Las primeras noticias vincularon rápidamente el ataque con la ola de delitos de odio contra las personas de origen asiático, pero el sospechoso admitió después a las autoridades que disparó contra esos establecimientos porque los “culpaba” de mantener activa su adicción al sexo y quería “eliminar la tentación”.

La vicepresidenta de Estados Unidos, Kamala Harris, denunció la existencia de racismo, xenofobia y sexismo en el país durante una visita a Atlanta este viernes, días después de los ataques contra salones de masajes asiáticos que dejaron ocho muertos, entre ellos seis mujeres de esa raza.

“El racismo es real, en Estados Unidos, y siempre lo ha sido. La xenofobia es real, en Estados Unidos, y siempre lo ha sido.

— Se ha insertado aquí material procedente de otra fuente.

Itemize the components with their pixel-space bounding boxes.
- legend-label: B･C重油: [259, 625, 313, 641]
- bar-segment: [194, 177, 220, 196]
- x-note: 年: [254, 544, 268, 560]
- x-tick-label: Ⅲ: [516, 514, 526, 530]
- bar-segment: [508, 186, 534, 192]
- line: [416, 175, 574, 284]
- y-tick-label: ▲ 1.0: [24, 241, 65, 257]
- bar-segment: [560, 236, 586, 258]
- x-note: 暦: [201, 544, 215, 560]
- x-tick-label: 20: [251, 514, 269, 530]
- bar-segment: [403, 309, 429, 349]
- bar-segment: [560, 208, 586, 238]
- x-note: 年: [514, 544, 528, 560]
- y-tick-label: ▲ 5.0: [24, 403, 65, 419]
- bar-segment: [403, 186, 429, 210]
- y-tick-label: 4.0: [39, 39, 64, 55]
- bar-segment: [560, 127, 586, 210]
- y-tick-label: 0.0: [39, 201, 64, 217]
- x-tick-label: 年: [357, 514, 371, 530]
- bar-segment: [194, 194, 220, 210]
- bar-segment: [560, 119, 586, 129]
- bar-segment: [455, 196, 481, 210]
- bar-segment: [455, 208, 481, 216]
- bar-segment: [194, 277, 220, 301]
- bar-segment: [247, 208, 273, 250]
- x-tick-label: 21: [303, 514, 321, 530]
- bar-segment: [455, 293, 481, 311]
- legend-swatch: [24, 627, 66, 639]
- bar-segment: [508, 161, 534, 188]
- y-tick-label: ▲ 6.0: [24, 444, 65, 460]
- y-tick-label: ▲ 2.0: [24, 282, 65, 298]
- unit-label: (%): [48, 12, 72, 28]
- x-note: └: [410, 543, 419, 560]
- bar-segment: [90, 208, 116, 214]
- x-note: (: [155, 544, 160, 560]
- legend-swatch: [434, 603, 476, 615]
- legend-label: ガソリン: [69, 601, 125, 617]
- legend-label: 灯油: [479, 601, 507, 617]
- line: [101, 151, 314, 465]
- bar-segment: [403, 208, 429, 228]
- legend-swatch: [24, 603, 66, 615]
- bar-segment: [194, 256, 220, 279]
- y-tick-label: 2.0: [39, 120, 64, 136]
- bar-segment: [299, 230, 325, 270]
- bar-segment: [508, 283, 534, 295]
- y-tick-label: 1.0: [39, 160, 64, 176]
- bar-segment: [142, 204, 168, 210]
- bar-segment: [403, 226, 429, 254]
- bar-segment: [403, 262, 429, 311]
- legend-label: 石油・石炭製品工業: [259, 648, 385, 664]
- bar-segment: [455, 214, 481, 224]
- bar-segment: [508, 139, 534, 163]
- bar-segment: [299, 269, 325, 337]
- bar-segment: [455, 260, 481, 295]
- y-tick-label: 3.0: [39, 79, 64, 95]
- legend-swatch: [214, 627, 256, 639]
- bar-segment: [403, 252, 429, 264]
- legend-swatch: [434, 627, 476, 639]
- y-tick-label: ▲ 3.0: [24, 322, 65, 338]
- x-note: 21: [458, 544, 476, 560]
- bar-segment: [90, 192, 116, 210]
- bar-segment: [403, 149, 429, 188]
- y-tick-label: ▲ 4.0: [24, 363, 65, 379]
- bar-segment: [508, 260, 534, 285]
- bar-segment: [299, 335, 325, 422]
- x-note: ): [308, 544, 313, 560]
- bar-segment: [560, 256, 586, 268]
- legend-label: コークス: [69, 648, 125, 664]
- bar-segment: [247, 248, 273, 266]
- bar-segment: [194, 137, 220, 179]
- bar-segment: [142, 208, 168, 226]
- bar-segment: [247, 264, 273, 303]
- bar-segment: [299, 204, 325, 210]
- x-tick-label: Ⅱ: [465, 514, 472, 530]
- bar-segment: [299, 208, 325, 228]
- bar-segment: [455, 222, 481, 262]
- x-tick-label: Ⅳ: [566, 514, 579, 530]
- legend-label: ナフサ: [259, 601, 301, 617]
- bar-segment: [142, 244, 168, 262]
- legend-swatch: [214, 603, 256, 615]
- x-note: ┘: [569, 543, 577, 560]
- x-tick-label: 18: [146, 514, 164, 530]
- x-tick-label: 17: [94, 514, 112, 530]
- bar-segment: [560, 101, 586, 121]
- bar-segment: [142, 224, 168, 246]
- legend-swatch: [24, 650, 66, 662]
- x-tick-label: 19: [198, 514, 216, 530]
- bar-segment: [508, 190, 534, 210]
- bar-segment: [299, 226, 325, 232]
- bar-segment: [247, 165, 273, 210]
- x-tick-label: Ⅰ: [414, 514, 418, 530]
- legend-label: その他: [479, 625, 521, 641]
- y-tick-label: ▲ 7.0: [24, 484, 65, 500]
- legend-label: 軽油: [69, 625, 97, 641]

El sexismo, también”, afirmó Harris, de origen afroamericano y asiático, quien acompañó al presidente, Joe Biden, en la visita a Atlanta.

Los dos se reunieron con funcionarios públicos y con líderes de la comunidad asiática en esa ciudad sureña.

En la comparecencia posterior, la vicepresidenta enumeró varios casos de discriminación contra asiáticos a lo largo de la historia estadounidense, como las leyes que prohibían a los trabajadores chinos que construyeron la red ferroviaria en la década de 1860 adquirir propiedades.

También el internamiento forzado de 120.000 personas de origen japonés durante la Segunda Guerra Mundial. “Un abuso evidente y absoluto de sus derechos civiles y humanos”, remarcó la vicepresidenta.

Harris dijo que la comunidad asiática ha sido atacada y servido de chivo expiatorio durante el último año: “Gente con los más grandes podios difundiendo este tipo de odio”.